Documentation and Record-Keeping
Since CAA Title VI refrigerant regulations compliance is primarily enforced through record-keeping and reporting requirements, you should compile accurate records and organize a filing system. This should be a formal record-keeping program that requires everyone in the organization to follow the same processes. Records should be maintained on refrigerant handling from their point of purchase through their use or disposal. Records also need to be kept for all service work performed on equipment containing refrigerant, regardless of the system's size, or amount of refrigerant in the system. Although the EPA only requires specific service records on appliances with more than 50 lbs of refrigerant, there are many other EPA requirements including technician certification levels, documentation of the recovery units used, evacuation levels and recovery, recycling and reclaiming procedures, which would be difficult to show compliance without specific records. Reliable refrigerant inventory tracking, auditing and accountability cannot be maintained without complete refrigerant usage tracking. Finally, tracking all refrigerant usage in your organization will provide consistent and uniform procedures and processes that will reduce the chances of human error and subsequent violations. Documentation and record keeping can be accomplished manually through a detailed paper based tracking system. However, there are software programs available to automate and simplify your refrigerant record-keeping requirements.
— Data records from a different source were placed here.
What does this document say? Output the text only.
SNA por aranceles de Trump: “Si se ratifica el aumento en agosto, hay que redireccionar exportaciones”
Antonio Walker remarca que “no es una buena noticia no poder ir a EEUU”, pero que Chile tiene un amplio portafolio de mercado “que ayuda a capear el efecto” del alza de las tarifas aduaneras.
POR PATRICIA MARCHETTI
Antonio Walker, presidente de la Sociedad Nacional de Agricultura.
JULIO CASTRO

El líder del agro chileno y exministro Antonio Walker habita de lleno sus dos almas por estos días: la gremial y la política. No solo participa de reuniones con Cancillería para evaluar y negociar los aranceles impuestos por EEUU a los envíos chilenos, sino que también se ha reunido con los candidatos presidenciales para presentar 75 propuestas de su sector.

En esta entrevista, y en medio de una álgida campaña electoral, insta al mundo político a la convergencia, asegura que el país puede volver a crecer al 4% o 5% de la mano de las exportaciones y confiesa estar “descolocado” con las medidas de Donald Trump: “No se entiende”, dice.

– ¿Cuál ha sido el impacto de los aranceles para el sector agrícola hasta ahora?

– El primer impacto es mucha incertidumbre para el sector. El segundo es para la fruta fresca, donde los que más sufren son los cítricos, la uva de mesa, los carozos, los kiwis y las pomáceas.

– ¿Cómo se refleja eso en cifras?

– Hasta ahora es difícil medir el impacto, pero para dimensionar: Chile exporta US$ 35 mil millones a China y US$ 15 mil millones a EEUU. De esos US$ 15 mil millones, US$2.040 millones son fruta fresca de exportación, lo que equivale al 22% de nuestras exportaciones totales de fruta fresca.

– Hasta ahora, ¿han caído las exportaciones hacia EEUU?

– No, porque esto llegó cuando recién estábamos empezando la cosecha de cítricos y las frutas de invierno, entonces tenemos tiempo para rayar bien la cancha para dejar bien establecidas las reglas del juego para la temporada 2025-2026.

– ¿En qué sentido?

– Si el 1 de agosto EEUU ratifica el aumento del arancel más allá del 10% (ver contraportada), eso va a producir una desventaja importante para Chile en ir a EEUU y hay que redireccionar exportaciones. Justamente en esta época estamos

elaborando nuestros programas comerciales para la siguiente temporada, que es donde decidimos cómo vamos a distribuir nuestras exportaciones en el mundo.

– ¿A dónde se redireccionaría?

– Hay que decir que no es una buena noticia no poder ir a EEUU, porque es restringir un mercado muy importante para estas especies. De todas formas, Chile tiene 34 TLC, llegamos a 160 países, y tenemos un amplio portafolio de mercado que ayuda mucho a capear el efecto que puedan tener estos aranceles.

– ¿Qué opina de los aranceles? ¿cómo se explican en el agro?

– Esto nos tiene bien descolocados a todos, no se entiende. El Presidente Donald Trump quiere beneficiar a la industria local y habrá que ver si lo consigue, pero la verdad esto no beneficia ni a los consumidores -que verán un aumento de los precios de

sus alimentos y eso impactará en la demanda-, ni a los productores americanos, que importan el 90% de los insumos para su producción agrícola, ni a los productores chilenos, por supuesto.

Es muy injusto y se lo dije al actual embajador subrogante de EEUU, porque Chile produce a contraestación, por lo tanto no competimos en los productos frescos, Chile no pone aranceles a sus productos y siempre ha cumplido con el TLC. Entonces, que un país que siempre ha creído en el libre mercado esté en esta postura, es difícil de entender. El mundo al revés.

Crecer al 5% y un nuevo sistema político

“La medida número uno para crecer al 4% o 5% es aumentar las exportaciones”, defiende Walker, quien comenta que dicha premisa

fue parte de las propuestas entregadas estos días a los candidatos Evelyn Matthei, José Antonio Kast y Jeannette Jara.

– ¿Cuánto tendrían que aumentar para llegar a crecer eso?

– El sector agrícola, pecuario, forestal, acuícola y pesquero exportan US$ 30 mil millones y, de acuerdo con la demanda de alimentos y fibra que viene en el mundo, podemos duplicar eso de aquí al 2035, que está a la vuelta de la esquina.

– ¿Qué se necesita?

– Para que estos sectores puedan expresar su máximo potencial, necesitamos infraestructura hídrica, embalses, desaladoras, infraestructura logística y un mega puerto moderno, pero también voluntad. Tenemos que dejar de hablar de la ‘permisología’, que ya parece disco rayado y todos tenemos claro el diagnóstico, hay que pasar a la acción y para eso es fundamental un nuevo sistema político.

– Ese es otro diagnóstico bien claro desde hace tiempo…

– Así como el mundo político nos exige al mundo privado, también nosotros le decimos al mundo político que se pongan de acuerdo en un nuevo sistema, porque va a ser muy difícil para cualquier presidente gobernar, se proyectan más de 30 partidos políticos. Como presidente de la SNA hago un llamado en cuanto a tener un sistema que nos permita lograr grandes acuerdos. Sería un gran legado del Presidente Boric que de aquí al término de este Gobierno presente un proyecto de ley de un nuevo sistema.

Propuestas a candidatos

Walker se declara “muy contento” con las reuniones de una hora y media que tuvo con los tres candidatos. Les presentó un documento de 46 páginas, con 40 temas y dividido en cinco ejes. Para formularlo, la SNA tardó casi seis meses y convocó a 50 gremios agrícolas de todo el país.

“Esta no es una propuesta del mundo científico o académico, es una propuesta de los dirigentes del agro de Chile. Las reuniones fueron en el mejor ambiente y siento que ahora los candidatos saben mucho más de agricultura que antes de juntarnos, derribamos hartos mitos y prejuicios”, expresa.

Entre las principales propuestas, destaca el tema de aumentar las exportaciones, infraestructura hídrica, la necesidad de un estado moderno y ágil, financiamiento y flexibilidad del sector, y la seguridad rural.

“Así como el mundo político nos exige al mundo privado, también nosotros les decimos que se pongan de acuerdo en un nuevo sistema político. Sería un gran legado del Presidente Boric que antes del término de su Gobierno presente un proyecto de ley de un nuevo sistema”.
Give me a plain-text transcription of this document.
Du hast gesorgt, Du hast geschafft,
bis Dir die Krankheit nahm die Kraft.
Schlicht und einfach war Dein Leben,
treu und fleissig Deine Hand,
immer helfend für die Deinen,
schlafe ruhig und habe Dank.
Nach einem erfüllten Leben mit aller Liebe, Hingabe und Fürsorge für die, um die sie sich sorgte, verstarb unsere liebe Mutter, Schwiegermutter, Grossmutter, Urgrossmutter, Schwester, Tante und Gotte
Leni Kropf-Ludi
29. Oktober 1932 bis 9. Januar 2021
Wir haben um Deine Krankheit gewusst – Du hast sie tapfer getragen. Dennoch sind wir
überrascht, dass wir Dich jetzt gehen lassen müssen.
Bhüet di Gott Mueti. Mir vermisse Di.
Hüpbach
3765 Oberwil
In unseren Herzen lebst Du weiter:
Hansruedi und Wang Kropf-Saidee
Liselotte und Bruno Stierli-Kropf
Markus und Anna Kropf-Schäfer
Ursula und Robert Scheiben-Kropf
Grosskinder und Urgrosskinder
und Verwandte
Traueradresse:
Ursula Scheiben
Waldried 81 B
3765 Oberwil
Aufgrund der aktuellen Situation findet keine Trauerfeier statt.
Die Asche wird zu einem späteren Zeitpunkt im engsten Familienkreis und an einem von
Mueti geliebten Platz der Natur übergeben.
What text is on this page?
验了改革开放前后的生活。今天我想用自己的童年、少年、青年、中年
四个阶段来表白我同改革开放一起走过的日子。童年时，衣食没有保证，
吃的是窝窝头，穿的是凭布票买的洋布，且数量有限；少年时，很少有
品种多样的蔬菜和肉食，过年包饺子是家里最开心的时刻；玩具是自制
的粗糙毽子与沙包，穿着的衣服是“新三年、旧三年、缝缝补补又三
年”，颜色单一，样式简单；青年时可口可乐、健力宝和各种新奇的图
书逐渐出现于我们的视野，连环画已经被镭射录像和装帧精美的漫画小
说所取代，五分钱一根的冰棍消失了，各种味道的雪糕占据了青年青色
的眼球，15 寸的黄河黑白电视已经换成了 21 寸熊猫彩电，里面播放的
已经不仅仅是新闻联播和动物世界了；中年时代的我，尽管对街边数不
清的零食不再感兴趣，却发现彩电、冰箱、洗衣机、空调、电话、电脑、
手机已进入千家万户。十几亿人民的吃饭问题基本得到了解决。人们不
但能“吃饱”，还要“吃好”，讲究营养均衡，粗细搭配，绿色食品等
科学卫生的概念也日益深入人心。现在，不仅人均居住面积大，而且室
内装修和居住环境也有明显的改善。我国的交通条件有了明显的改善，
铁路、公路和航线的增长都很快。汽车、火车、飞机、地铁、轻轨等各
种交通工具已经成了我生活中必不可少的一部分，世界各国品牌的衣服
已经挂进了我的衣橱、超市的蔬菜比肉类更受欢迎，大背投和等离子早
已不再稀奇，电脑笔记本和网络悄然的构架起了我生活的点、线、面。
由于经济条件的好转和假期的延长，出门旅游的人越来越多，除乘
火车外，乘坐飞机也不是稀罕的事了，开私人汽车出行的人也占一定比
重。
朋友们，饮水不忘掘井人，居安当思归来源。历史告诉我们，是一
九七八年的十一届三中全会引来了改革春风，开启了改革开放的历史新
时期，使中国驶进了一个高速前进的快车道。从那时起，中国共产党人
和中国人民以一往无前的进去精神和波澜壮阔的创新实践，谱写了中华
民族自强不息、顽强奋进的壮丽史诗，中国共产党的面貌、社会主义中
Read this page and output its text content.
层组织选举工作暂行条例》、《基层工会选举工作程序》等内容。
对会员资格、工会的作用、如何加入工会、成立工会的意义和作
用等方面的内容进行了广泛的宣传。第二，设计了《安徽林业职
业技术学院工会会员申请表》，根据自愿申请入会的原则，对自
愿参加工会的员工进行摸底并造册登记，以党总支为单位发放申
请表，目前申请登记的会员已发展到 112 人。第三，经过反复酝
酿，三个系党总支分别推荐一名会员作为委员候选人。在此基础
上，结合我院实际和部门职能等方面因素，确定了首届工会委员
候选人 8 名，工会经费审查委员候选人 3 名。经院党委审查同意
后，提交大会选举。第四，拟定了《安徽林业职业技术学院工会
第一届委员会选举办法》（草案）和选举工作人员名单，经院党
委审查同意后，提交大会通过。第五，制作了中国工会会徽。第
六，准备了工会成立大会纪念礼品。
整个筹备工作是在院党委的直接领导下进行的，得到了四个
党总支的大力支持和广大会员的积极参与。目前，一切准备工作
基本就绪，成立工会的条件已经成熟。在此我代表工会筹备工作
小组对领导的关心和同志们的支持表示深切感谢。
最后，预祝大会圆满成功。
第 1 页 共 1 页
Develop an EPA 'Unannounced' Title VI Inspection Plan
Develop an 'inspection plan' to use when EPA personnel show up unannounced at your facility to perform an inspection. The plan should include a list of all requirements that need to be maintained under all applicable laws, regulations and requirements. The plan should identify any specific requirements applicable to your organization, including the location of refrigerant inventories; recovery and recycling equipment; appliances; and documentation and records. The inspection plan should also include the name and phone number of the employee responsible for maintaining any required information or item. The plan should also include guidance for employees on how they should conduct themselves during an inspection.